Recently slopped a http service together just so my local models can click, instead of relying on all the wild ways agents currently hack into the browser (browser-use, browser-harness, agent-browser, dev-browser etc) https://github.com/julius/vocaela-click-coords-http
gertlabs 1 hour ago
GLM-5V-Turbo is a model I wanted to like due to its speed and API reliability, but it didn't perform well in our coding and reasoning testing. More recent open source models have made it obsolete. GLM 5.1 is so many light years ahead of it on everything except speed, that I'm not sure why it's still being served.
Comprehensive evaluation results at https://gertlabs.com/rankings
[-]
- gruez 9 minutes ago
  >but it didn't perform well in our coding and reasoning testing
  >Comprehensive evaluation results at https://gertlabs.com/rankings
  But if you go to the linked site, it seems like the only thing that's part of the evaluation is how well the models play various games? I suppose that counts as "reasoning", but I don't see how coding ability tested?

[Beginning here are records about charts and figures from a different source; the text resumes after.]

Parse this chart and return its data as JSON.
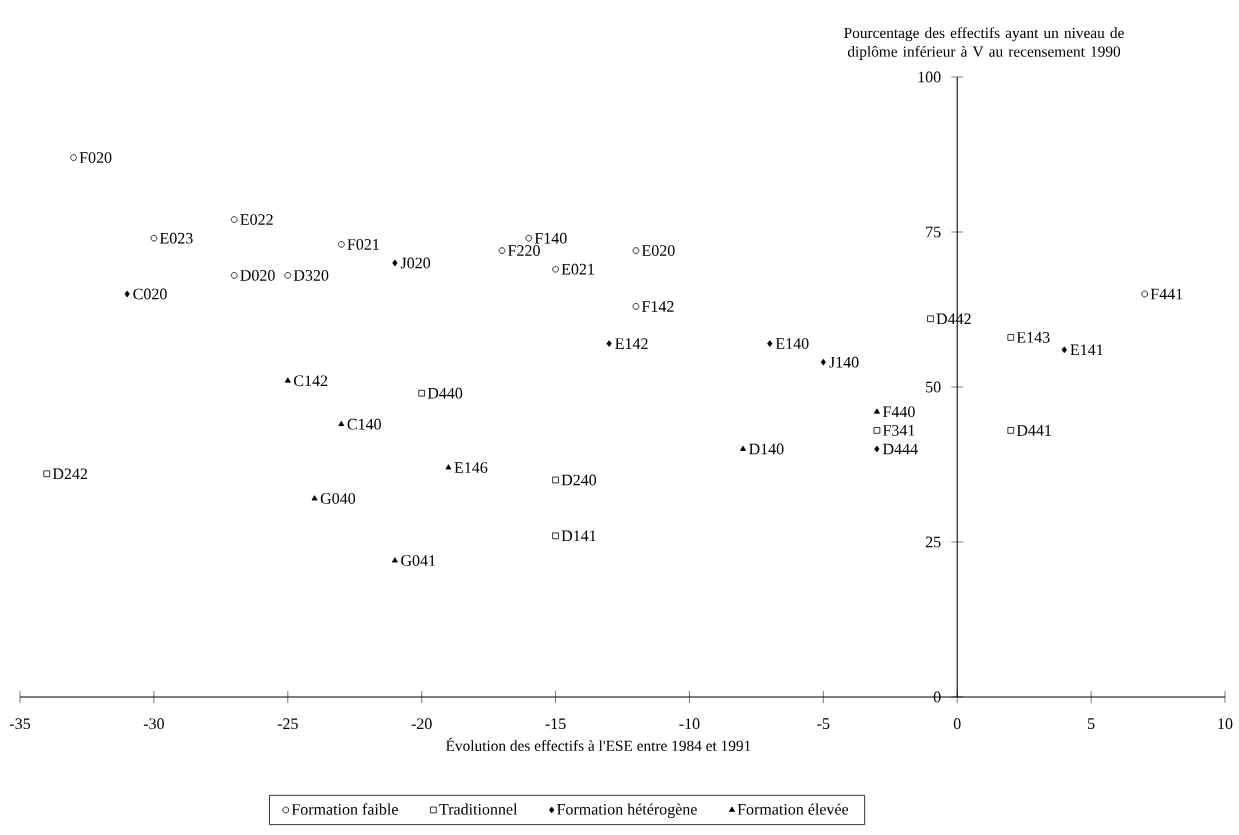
{
  "chart_data": {
    "type": "scatter",
    "xlabel": "Évolution des effectifs à l'ESE entre 1984 et 1991",
    "ylabel": "Pourcentage des effectifs ayant un niveau de diplôme inférieur à V au recensement 1990",
    "xlim": [
      -35,
      10
    ],
    "ylim": [
      0,
      100
    ],
    "xticks": [
      -35,
      -30,
      -25,
      -20,
      -15,
      -10,
      -5,
      0,
      5,
      10
    ],
    "yticks": [
      0,
      25,
      50,
      75,
      100
    ],
    "grid": false,
    "legend": "bottom",
    "series": [
      {
        "name": "Formation faible",
        "color": "#000000",
        "marker": "circle",
        "x": [
          -33,
          -30,
          -27,
          -23,
          -27,
          -25,
          -16,
          -17,
          -15,
          -12,
          -12,
          7
        ],
        "values": [
          87,
          74,
          77,
          73,
          68,
          68,
          74,
          72,
          69,
          72,
          63,
          65
        ]
      },
      {
        "name": "Traditionnel",
        "color": "#000000",
        "marker": "square",
        "x": [
          -1,
          2,
          2,
          -20,
          -3,
          -34,
          -15,
          -15
        ],
        "values": [
          61,
          58,
          43,
          49,
          43,
          36,
          35,
          26
        ]
      },
      {
        "name": "Formation hétérogène",
        "color": "#000000",
        "marker": "diamond",
        "x": [
          -31,
          -21,
          -13,
          -7,
          -5,
          4,
          -3
        ],
        "values": [
          65,
          70,
          57,
          57,
          54,
          56,
          40
        ]
      },
      {
        "name": "Formation élevée",
        "color": "#000000",
        "marker": "triangle",
        "x": [
          -25,
          -23,
          -19,
          -24,
          -21,
          -8,
          -3
        ],
        "values": [
          51,
          44,
          37,
          32,
          22,
          40,
          46
        ]
      }
    ],
    "annotations": [
      {
        "text": "F020",
        "x": -33,
        "y": 87
      },
      {
        "text": "E023",
        "x": -30,
        "y": 74
      },
      {
        "text": "E022",
        "x": -27,
        "y": 77
      },
      {
        "text": "F021",
        "x": -23,
        "y": 73
      },
      {
        "text": "D020",
        "x": -27,
        "y": 68
      },
      {
        "text": "D320",
        "x": -25,
        "y": 68
      },
      {
        "text": "F140",
        "x": -16,
        "y": 74
      },
      {
        "text": "F220",
        "x": -17,
        "y": 72
      },
      {
        "text": "E021",
        "x": -15,
        "y": 69
      },
      {
        "text": "E020",
        "x": -12,
        "y": 72
      },
      {
        "text": "F142",
        "x": -12,
        "y": 63
      },
      {
        "text": "F441",
        "x": 7,
        "y": 65
      },
      {
        "text": "D442",
        "x": -1,
        "y": 61
      },
      {
        "text": "E143",
        "x": 2,
        "y": 58
      },
      {
        "text": "D441",
        "x": 2,
        "y": 43
      },
      {
        "text": "D440",
        "x": -20,
        "y": 49
      },
      {
        "text": "F341",
        "x": -3,
        "y": 43
      },
      {
        "text": "D242",
        "x": -34,
        "y": 36
      },
      {
        "text": "D240",
        "x": -15,
        "y": 35
      },
      {
        "text": "D141",
        "x": -15,
        "y": 26
      },
      {
        "text": "C020",
        "x": -31,
        "y": 65
      },
      {
        "text": "J020",
        "x": -21,
        "y": 70
      },
      {
        "text": "E142",
        "x": -13,
        "y": 57
      },
      {
        "text": "E140",
        "x": -7,
        "y": 57
      },
      {
        "text": "J140",
        "x": -5,
        "y": 54
      },
      {
        "text": "E141",
        "x": 4,
        "y": 56
      },
      {
        "text": "D444",
        "x": -3,
        "y": 40
      },
      {
        "text": "C142",
        "x": -25,
        "y": 51
      },
      {
        "text": "C140",
        "x": -23,
        "y": 44
      },
      {
        "text": "E146",
        "x": -19,
        "y": 37
      },
      {
        "text": "G040",
        "x": -24,
        "y": 32
      },
      {
        "text": "G041",
        "x": -21,
        "y": 22
      },
      {
        "text": "D140",
        "x": -8,
        "y": 40
      },
      {
        "text": "F440",
        "x": -3,
        "y": 46
      }
    ]
  }
}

- BugsJustFindMe 11 minutes ago
  This may be a strange request, but is it at all possible to include Cursor's Composer models in your tests?
- XYen0n 1 hour ago
  GLM-5.1 does not support image input.
- scotty79 46 minutes ago
  I think the point is to use them both with GLM 5.1 delegating vision tasks to GLM-5V-Turbo
muddi900 1 hour ago
z.ai will use quantized models in off hours. Buyer beware
[-]
- _aavaa_ 44 minutes ago
  Do you have proof for this?
- yogthos 33 minutes ago
  I have a subscription and I have not seen any difference in performance during on/off hours. What exactly are you basing this on?